New York Times Against Food Labeling Bill

Categories: Biotech

Recall that the Senate Agriculture Committee was scheduled to consider a bill┬átoday, “that would prevent states from requiring labels on genetically modified foods.”

The Committee subsequently delayed the scheduled hearing, but The New York Times editorial board offered an opinion on the topic in today’s paper.

The Times stated that, “The Senate could soon join the House to try to make it harder for consumers to know what is in their food by prohibiting state governments from requiring the labeling of genetically modified foods. This is a bad idea that lawmakers and the Obama administration should oppose.

In July, Vermont will become the first state to require the labeling of genetically modified food. Many food companies and farm groups say such laws are problematic because they could dissuade consumers from buying foods that federal regulators and many scientists say pose no risk to human health. But that is an unfounded fear and states should be free to require labels if they want to.

“The Senate Agriculture Committee is considering a bill by its chairman, Pat Roberts, Republican of Kansas, that would prohibit state labeling laws. The committee is likely to approve it, primarily with Republican votes. The House passed a similar bill last summer along party lines.”

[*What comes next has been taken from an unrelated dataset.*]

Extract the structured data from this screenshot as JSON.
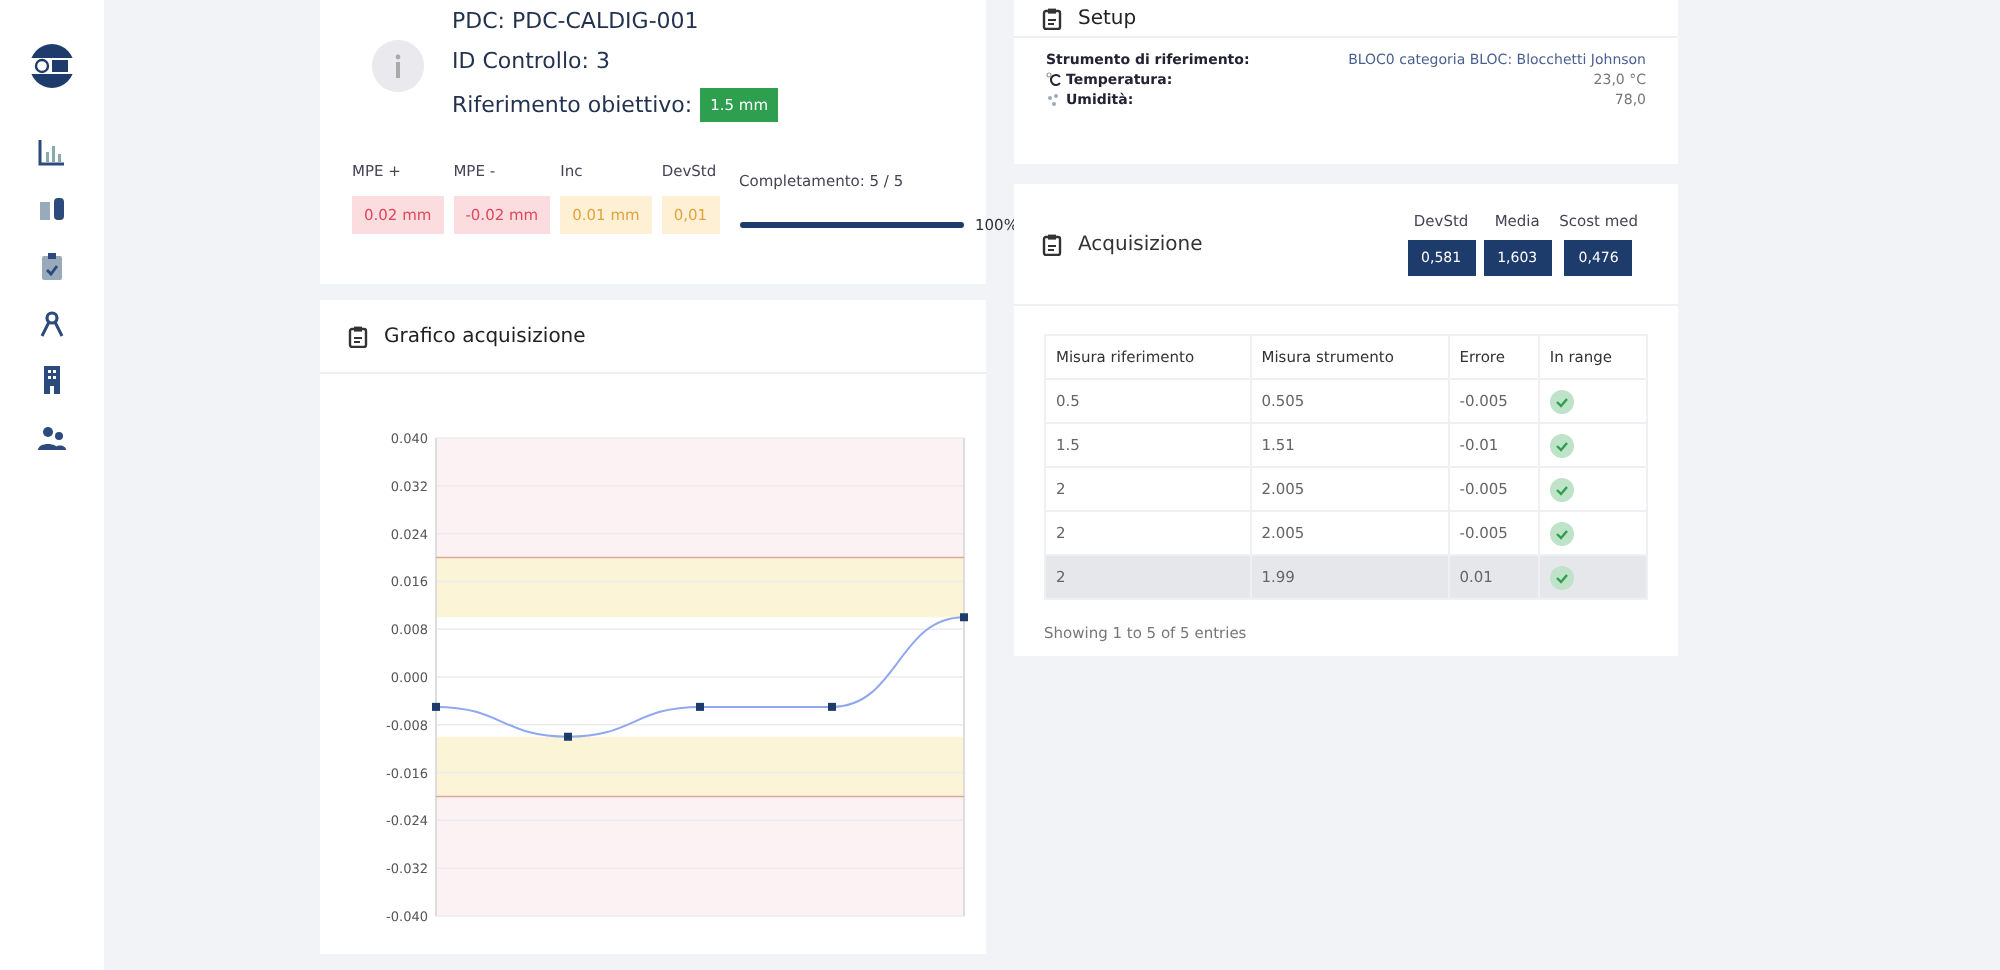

Today’s editorial indicated that, “There is no harm in providing consumers more information about their food. A study published in the journal Food Policy in 2014 found that labels about genetic modification did not influence what people thought about those foods. Some companies are deciding on their own to increase the information they provide to consumers without fear of losing sales. Campbell Soup said last month that it would begin voluntarily disclosing whether its soups, juices and other products had genetically modified ingredients. Around the world, such labeling is commonplace, with 64 countries requiring it, including all 28 members of the European Union, Japan, Australia, China and Brazil.”

Concluding, the Times said: “Usually, Republicans in Congress are eager to give states more power to set policy in areas like environmental protection, health care and social services when they think that legislatures and governors will weaken regulations or cut spending to help the poor. In this case, however, they want to take power away from states that want to impose new rules that their residents support. The only thing these lawmakers seem to favor consistently is protecting corporate interests.”